520 million syringes will be prepositioned in UNICEF warehouses by the end of the year
As part of that plan, UNICEF will stockpile 520 million single-dose syringes in its warehouses by the end of the year. Laid end to end, that's enough syringes to wrap around the equator one and a half times.
As soon as COVID-19 vaccines successfully emerge from trials and are licensed and recommended for use, the world will need as many syringes as doses of vaccine. During 2021, assuming there are enough doses of COVID-19 vaccine, UNICEF anticipates delivering more than 1 billion syringes to support COVID-19 vaccination efforts globally, in addition to the 620 million syringes that UNICEF will purchase for other vaccination programs to protect children from measles, typhoid and other vaccine-preventable diseases.

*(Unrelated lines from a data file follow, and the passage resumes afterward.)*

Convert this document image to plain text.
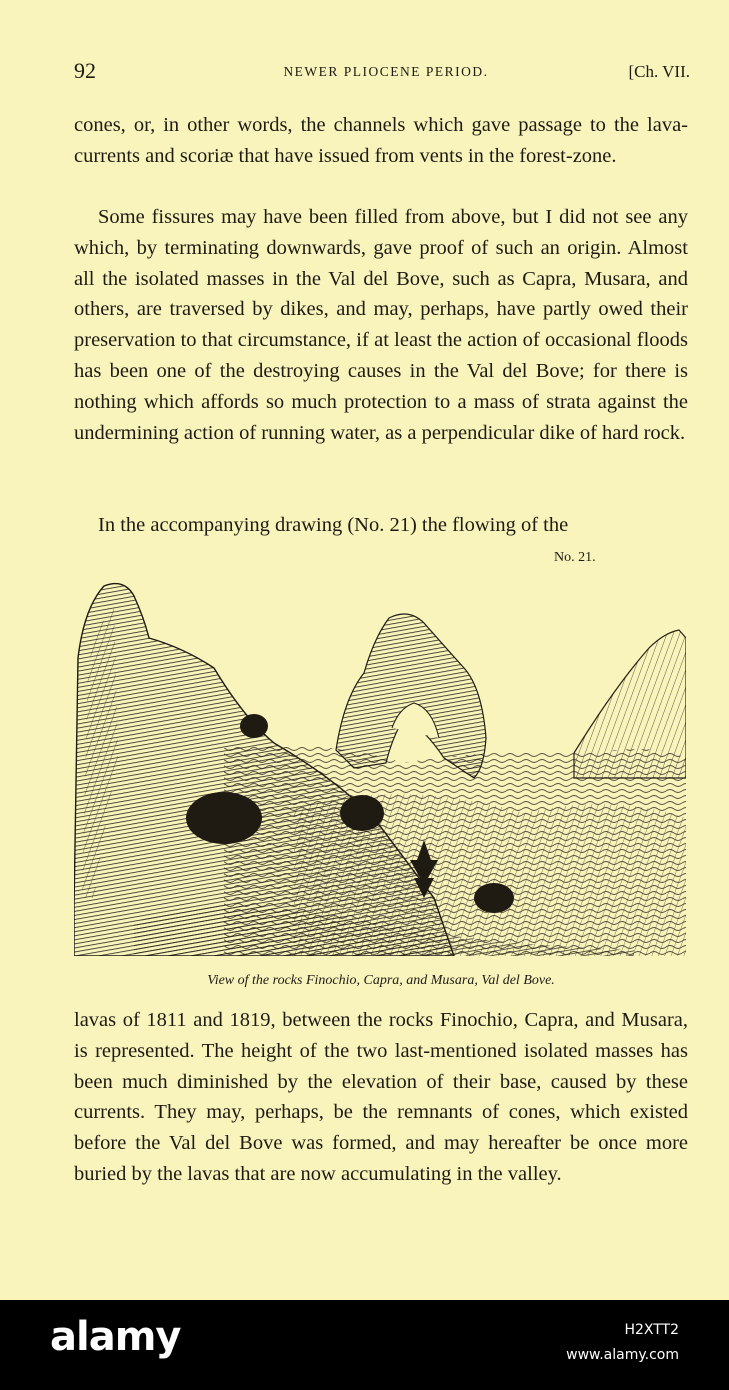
92	NEWER PLIOCENE PERIOD.	[Ch. VII.

cones, or, in other words, the channels which gave passage to the lava-currents and scoriæ that have issued from vents in the forest-zone.

Some fissures may have been filled from above, but I did not see any which, by terminating downwards, gave proof of such an origin. Almost all the isolated masses in the Val del Bove, such as Capra, Musara, and others, are traversed by dikes, and may, perhaps, have partly owed their preservation to that circumstance, if at least the action of occasional floods has been one of the destroying causes in the Val del Bove; for there is nothing which affords so much protection to a mass of strata against the undermining action of running water, as a perpendicular dike of hard rock.

In the accompanying drawing (No. 21) the flowing of the

No. 21.
View of the rocks Finochio, Capra, and Musara, Val del Bove.

lavas of 1811 and 1819, between the rocks Finochio, Capra, and Musara, is represented. The height of the two last-mentioned isolated masses has been much diminished by the elevation of their base, caused by these currents. They may, perhaps, be the remnants of cones, which existed before the Val del Bove was formed, and may hereafter be once more buried by the lavas that are now accumulating in the valley.

alamy	H2XTT2
www.alamy.com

Vaccinating the world against COVID-19 will be one of the largest mass undertakings in human history, and we will need to move as quickly as the vaccines can be produced," said UNICEF Executive Director Henrietta Fore. "In order to move fast later, we must move fast now.
“Vaccinating the world against COVID-19 will be one of the largest mass undertakings in human history, and we will need to move as quickly as the vaccines can be produced,” said Henrietta Fore, UNICEF Executive Director. “In order to move fast later, we must move fast now."

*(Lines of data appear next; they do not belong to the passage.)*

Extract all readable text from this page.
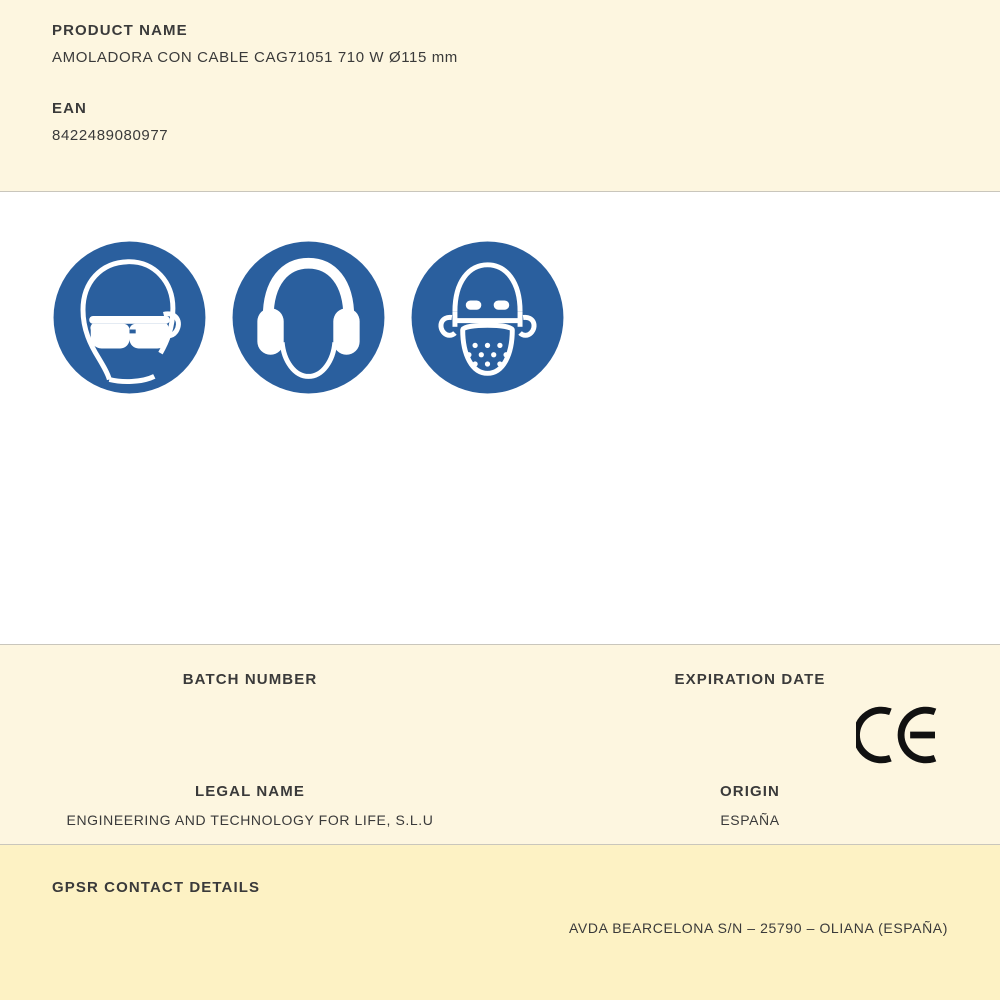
PRODUCT NAME

AMOLADORA CON CABLE CAG71051 710 W Ø115 mm

EAN

8422489080977

BATCH NUMBER	EXPIRATION DATE

LEGAL NAME

ENGINEERING AND TECHNOLOGY FOR LIFE, S.L.U

ORIGIN

ESPAÑA

GPSR CONTACT DETAILS

AVDA BEARCELONA S/N – 25790 – OLIANA (ESPAÑA)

UNICEF is also procuring safe syringe disposal boxes and solar fridges for vaccine storage in countries without reliable electrical power
Besides syringes, UNICEF is also buying 5 million safety boxes for safe disposal of syringes and needles by health workers, mapping out "cold chain" logistics for vaccine delivery with WHO, and procuring solar-powered refrigerators to store vaccines in countries with little access to electrical power.
Early purchasing saves time and reduces pressure on the market
Vaccines are heat-sensitive and usually shipped by air freight. Injection equipment such as syringes and safety boxes have a shelf life of five years and can be transported by sea, then distributed to countries in advance of vaccine delivery. Early purchasing not only saves time, it also reduces pressure on the market and preempts potential early spikes in demand when vaccines do become available.
In collaboration with PAHO (the Pan American Health Organization), UNICEF is spearheading efforts to procure and supply COVID-19 vaccines as part of the global vaccine plan of the COVID-19 Vaccine Global Access (COVAX) Facility led by Gavi, the Vaccine Alliance. UNICEF is already the world's single largest vaccine buyer, procuring more than 2 billion doses of vaccines every year for routine immunization and outbreak response on behalf of nearly 100 countries.
Every year, UNICEF provides vaccines for almost half of the world's children
Every year, UNICEF provides vaccines for almost half of the world's children. Founded in 1946 to help protect children after World War II, UNICEF has a long history of mobilizing lifesaving supplies for children. With the world's largest humanitarian warehouse in Copenhagen, Denmark, UNICEF's established supply chain network will be invaluable in ensuring the safe and equitable distribution of the eventual vaccine.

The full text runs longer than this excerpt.